Again, on a table near the wall-paper lay a number of cards with pieces of dress fabric fastened to them, and the girls were asked to state which would probably hold their color the best, which would be suitable for a working dress, which for a durable winter dress; and near certain bright-colored fabrics were trimmings of various sorts, and they were asked to tell which would best harmonize with the fabric.

"It ought not to be so very hard for you to answer these questions," said Julia, as she found Concetta scowling over her blank-book. "I know that Miss Northcote has had much to say to you this winter about furniture and wall-papers, and you ought to remember the reasons she has given for calling one thing more beautiful than another.

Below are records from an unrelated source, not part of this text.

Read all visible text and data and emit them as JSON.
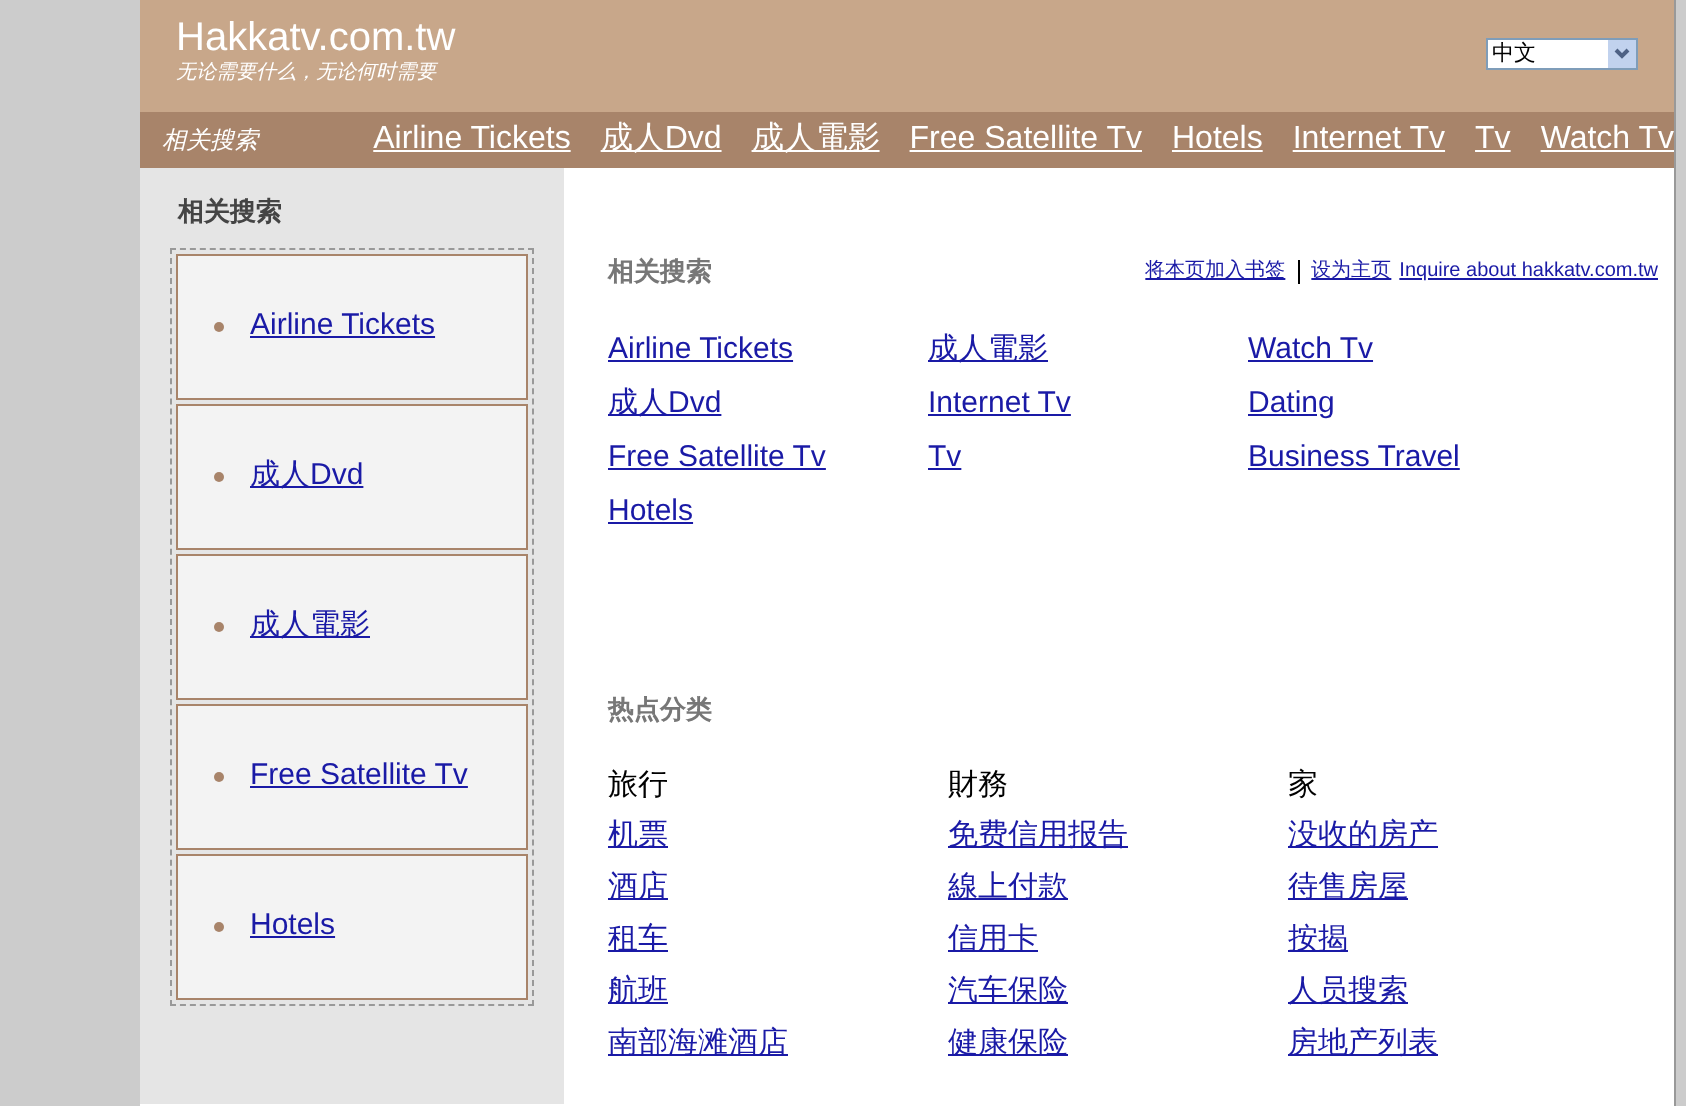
{
  "header": {
    "site_title": "Hakkatv.com.tw",
    "tagline": "无论需要什么，无论何时需要",
    "language_select": {
      "value": "中文"
    }
  },
  "nav_bar": {
    "label": "相关搜索",
    "links": [
      "Airline Tickets",
      "成人Dvd",
      "成人電影",
      "Free Satellite Tv",
      "Hotels",
      "Internet Tv",
      "Tv",
      "Watch Tv"
    ]
  },
  "sidebar": {
    "title": "相关搜索",
    "items": [
      "Airline Tickets",
      "成人Dvd",
      "成人電影",
      "Free Satellite Tv",
      "Hotels"
    ]
  },
  "related": {
    "title": "相关搜索",
    "top_links": [
      "将本页加入书签",
      "设为主页",
      "Inquire about hakkatv.com.tw"
    ],
    "columns": [
      [
        "Airline Tickets",
        "成人Dvd",
        "Free Satellite Tv",
        "Hotels"
      ],
      [
        "成人電影",
        "Internet Tv",
        "Tv"
      ],
      [
        "Watch Tv",
        "Dating",
        "Business Travel"
      ]
    ]
  },
  "hot_categories": {
    "title": "热点分类",
    "columns": [
      {
        "heading": "旅行",
        "links": [
          "机票",
          "酒店",
          "租车",
          "航班",
          "南部海滩酒店"
        ]
      },
      {
        "heading": "財務",
        "links": [
          "免费信用报告",
          "線上付款",
          "信用卡",
          "汽车保险",
          "健康保险"
        ]
      },
      {
        "heading": "家",
        "links": [
          "没收的房产",
          "待售房屋",
          "按揭",
          "人员搜索",
          "房地产列表"
        ]
      }
    ]
  }
}
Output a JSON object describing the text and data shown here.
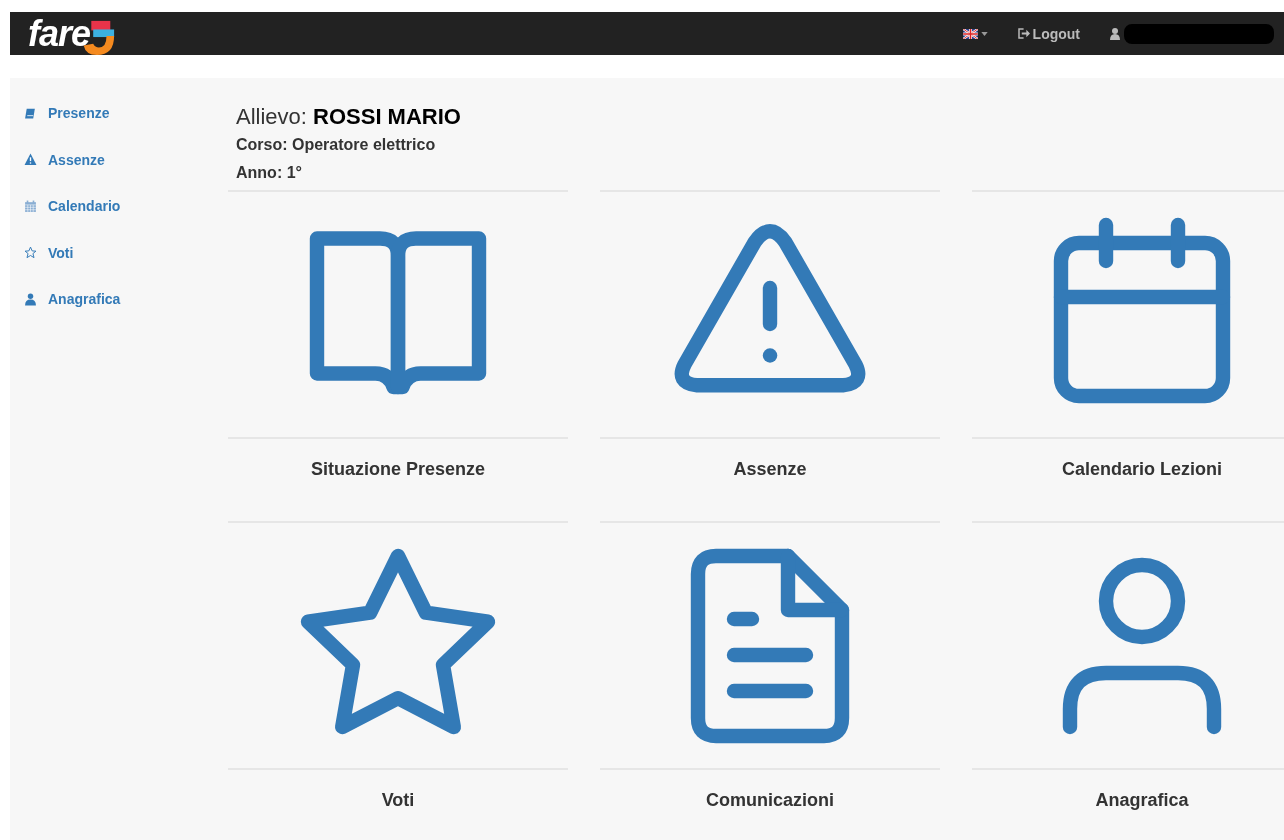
{
  "navbar": {
    "logo": "fare",
    "logout": "Logout"
  },
  "sidebar": {
    "items": [
      {
        "label": "Presenze",
        "kind": "book"
      },
      {
        "label": "Assenze",
        "kind": "warning"
      },
      {
        "label": "Calendario",
        "kind": "calendar"
      },
      {
        "label": "Voti",
        "kind": "star"
      },
      {
        "label": "Anagrafica",
        "kind": "user"
      }
    ]
  },
  "student": {
    "label": "Allievo:",
    "name": "ROSSI MARIO",
    "course": "Corso: Operatore elettrico",
    "year": "Anno: 1°"
  },
  "tiles": [
    {
      "label": "Situazione Presenze",
      "kind": "book"
    },
    {
      "label": "Assenze",
      "kind": "warning"
    },
    {
      "label": "Calendario Lezioni",
      "kind": "calendar"
    },
    {
      "label": "Voti",
      "kind": "star"
    },
    {
      "label": "Comunicazioni",
      "kind": "document"
    },
    {
      "label": "Anagrafica",
      "kind": "user"
    }
  ]
}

Then, as to dress materials, why, think of our shopping expeditions, and the trouble I have taken to make you understand what is best."

"Yes, 'm," said Concetta. "If there's to be a prize, I'll try to prefer the best things; but if there won't be one, why, I think I'll just say what I really think."

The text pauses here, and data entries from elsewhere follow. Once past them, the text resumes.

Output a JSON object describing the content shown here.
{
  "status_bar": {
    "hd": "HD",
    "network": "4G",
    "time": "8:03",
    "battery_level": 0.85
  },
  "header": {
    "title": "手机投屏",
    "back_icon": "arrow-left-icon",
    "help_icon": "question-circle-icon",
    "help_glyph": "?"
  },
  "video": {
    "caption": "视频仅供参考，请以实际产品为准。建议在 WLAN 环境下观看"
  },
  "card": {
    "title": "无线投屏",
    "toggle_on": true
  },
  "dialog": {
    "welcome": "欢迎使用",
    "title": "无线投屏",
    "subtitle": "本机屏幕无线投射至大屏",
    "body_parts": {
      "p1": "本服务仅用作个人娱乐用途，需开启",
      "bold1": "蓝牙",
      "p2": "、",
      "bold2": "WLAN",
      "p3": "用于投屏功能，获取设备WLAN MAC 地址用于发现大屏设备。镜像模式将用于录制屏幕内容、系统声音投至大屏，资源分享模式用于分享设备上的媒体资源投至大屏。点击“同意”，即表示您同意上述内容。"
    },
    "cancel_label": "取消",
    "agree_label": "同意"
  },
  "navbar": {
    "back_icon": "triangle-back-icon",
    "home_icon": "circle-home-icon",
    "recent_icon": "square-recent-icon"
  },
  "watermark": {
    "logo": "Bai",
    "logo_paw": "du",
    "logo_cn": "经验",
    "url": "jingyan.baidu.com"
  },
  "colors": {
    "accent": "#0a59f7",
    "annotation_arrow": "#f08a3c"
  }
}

"Oh, Concetta! Concetta! you are hopeless," responded Julia; and though she smiled slightly at this frank confession, she felt a little depressed that her winter's work should have had no better effect.

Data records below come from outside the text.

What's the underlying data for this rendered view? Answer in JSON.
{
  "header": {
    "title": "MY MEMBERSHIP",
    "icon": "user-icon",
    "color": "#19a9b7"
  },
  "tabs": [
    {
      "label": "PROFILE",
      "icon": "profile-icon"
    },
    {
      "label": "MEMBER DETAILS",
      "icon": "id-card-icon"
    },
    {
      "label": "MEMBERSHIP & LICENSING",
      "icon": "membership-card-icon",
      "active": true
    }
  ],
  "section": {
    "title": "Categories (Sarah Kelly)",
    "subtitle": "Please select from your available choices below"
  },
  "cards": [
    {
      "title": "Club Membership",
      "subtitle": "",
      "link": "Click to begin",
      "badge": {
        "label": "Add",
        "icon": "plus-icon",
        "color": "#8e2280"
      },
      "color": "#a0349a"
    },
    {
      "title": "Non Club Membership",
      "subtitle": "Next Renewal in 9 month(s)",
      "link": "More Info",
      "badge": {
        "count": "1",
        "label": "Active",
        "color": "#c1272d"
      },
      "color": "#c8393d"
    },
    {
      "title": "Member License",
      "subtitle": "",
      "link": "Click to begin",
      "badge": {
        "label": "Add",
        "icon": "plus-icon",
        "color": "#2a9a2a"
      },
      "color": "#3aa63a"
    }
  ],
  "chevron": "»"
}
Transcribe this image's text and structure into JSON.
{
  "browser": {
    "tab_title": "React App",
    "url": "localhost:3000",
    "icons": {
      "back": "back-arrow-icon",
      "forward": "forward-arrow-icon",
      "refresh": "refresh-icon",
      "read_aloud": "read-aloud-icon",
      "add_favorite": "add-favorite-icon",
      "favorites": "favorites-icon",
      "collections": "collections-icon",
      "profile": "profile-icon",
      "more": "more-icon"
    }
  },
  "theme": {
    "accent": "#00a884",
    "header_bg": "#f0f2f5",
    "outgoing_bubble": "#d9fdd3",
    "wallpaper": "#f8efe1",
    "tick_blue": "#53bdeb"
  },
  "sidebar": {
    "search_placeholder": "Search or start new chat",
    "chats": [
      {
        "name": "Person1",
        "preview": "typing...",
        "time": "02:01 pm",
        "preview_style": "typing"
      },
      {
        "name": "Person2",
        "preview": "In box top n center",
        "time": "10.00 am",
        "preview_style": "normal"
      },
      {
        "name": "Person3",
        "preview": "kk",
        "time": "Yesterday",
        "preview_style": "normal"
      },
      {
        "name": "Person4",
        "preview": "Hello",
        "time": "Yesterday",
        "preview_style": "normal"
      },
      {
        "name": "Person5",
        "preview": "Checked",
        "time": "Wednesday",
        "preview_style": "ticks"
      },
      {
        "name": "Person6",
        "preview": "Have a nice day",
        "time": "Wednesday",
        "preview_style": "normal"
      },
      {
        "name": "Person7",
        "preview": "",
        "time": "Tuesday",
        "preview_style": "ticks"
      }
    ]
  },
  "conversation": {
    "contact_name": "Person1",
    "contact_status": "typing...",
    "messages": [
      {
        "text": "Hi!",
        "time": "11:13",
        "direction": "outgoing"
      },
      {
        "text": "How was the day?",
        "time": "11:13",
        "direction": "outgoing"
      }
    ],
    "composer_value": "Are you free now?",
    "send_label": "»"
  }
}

At five o'clock the books were all collected and put in Pamela's care for discussion at the next meeting of her class, and a few minutes later the aunts or cousins of the girls, as the case might be, began to appear. Their "oh's" and "ah's" were genuine as they looked at the two rooms; the numbers were about equally divided between those who preferred the restful room and those who preferred the fussy and gaudy one. They were greatly surprised to find that the more showy room had had no more money spent on it than the other. To them it looked much the more expensive; whereas to Julia and Nora and the others it was a surprise that the cheap and shoddy things of the gaudy sitting-room had cost as much as those in the really æsthetic apartment.

All had been invited to the six-o'clock tea, and this had been designed to show the skill in cooking of some of the number,—or perhaps I should say skill in the preparation of a meal, since much that was to go on the table was prepared under the eyes of the visitors.

The dainty sandwiches, for instance, were so prepared. There were three or four different kinds, of lettuce, of cheese, and some with nuts laid between, to the great surprise of Mrs. McSorley. She had associated with the name only the sandwich of the ham variety. Then the cold chicken, creamed and served in the chafing-dish, and put steaming on the plates; the chocolate that Maggie prepared on a tiny gas range, crowned with whipped cream that she had whipped before their very eyes,—all these things had their effect. When Luisa showed the blanc-mange that she had made, "without any flavor of soup," Haleema remarked so mischievously, that Luisa had to admit that earlier in the season she had prepared some blanc-mange in a kettle which had not been washed since some strong-flavored soup had been contained in it. Each girl had one special dish that she had made the day before,—cake, or biscuit, or jelly. The results were very satisfactory to the admiring relatives, who went home particularly pleased with the Mansion and the young ladies, as well as with their own particular loaf of cake or mould of jelly, as the case may be. Each one, too, carried away a fine photograph of the Mansion, under which Pamela had written one of her ever applicable Ruskin quotations.

"The girls to spin and weave and sew, and at a proper age to cook all proper ordinary food exquisitely; the youth of both sexes to be disciplined daily in the studies."

This was at the bottom of the card, and at the top she had written:

"Never look for amusement, but be always ready to amuse."